RDC : La peine de mort requise contre l’ancien président Joseph Kabila pour complicité avec le M23
Le ministère public a requis, vendredi 22 août , la peine de mort à l’encontre de l’ancien président de la République démocratique du Congo (RDC), Joseph Kabila. Jugé par contumace à Kinshasa, l’ancien chef de l’État est poursuivi pour complicité présumée avec le mouvement rebelle du M23, actif dans l’est du pays.
Selon l’accusation, les violences attribuées au M23 depuis plus d’une décennie ont provoqué « d’énormes préjudices humains et matériels », engageant ainsi « la responsabilité pénale et individuelle » de l’ancien dirigeant congolais. Le ministère public a affirmé que des éléments du dossier établissaient des « liens indirects » entre Kabila et certains commanditaires du groupe armé.
Un procès sous haute tension politique
Le procès, mené en l’absence de Joseph Kabila, suscite de vifs débats au sein de la classe politique congolaise. Des partisans de l’ancien président dénoncent une « instrumentalisation de la justice » visant à écarter toute influence de Kabila sur la scène politique nationale. « C’est une manœuvre politique déguisée en procédure judiciaire », a réagi un ancien cadre du Parti du Peuple pour la Reconstruction et la Démocratie (PPRD).
De leur côté, des organisations de la société civile et des associations de victimes estiment que ce procès ouvre une « brèche historique » dans la lutte contre l’impunité. « Aucun ancien chef de l’État n’avait jamais été inquiété pour des faits liés à la guerre dans l’est. C’est un signal fort », a confié un défenseur des droits humains basé à Uvirav.

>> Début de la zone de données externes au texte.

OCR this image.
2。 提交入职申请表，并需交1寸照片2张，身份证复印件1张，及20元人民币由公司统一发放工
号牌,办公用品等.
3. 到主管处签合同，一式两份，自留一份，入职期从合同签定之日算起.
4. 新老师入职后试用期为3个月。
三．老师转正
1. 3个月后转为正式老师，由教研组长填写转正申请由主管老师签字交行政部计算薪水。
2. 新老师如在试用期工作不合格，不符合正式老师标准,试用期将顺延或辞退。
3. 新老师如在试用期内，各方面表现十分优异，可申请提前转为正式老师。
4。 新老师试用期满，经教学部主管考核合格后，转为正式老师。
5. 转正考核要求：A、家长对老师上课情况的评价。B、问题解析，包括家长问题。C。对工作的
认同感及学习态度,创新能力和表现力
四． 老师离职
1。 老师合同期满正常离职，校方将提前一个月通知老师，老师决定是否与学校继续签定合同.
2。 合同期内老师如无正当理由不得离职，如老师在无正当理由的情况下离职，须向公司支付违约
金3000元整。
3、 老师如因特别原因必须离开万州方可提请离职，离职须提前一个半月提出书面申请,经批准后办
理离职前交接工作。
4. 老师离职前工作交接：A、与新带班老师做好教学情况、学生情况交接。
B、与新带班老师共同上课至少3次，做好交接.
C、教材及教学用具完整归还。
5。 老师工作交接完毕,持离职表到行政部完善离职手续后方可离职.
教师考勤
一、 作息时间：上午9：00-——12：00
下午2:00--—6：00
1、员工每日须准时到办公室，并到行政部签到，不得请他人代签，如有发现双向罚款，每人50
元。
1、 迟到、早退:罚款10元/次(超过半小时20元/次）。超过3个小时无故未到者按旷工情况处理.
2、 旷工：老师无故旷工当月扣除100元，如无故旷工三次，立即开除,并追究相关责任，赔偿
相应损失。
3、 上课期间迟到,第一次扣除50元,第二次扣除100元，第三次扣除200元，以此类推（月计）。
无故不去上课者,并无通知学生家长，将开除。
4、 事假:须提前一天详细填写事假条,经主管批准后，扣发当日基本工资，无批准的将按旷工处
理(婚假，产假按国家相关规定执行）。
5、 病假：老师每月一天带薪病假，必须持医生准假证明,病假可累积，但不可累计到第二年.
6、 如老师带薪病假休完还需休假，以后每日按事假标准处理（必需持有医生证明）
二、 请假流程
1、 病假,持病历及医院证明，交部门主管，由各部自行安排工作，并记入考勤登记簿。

L’attitude de Joseph Kabila
Depuis l’annonce des poursuites, Joseph Kabila garde un silence absolu et se montre d’un calme imperturbable. L’ancien président, qui vit actuellement hors du pays, n’a fait aucune déclaration publique et évite toute confrontation médiatique. Ses proches affirment que cette attitude traduit « sa confiance dans l’histoire et dans le jugement du peuple congolais ».
« Le président Kabila ne se laisse pas emporter par les polémiques. Il reste serein, convaincu que ces accusations ne reposent pas sur des bases solides », a commenté un membre de son entourage. Cette posture de retenue contraste avec l’agitation politique que provoque son procès à Kinshasa.
Un climat d’incertitude
La requête du ministère public intervient dans un contexte sécuritaire particulièrement fragile. Les affrontements entre l’armée congolaise et le M23 continuent de provoquer des déplacements massifs de populations dans le Nord-Kivu. Kinshasa accuse régulièrement le Rwanda de soutenir les rebelles, ce que Kigali dément.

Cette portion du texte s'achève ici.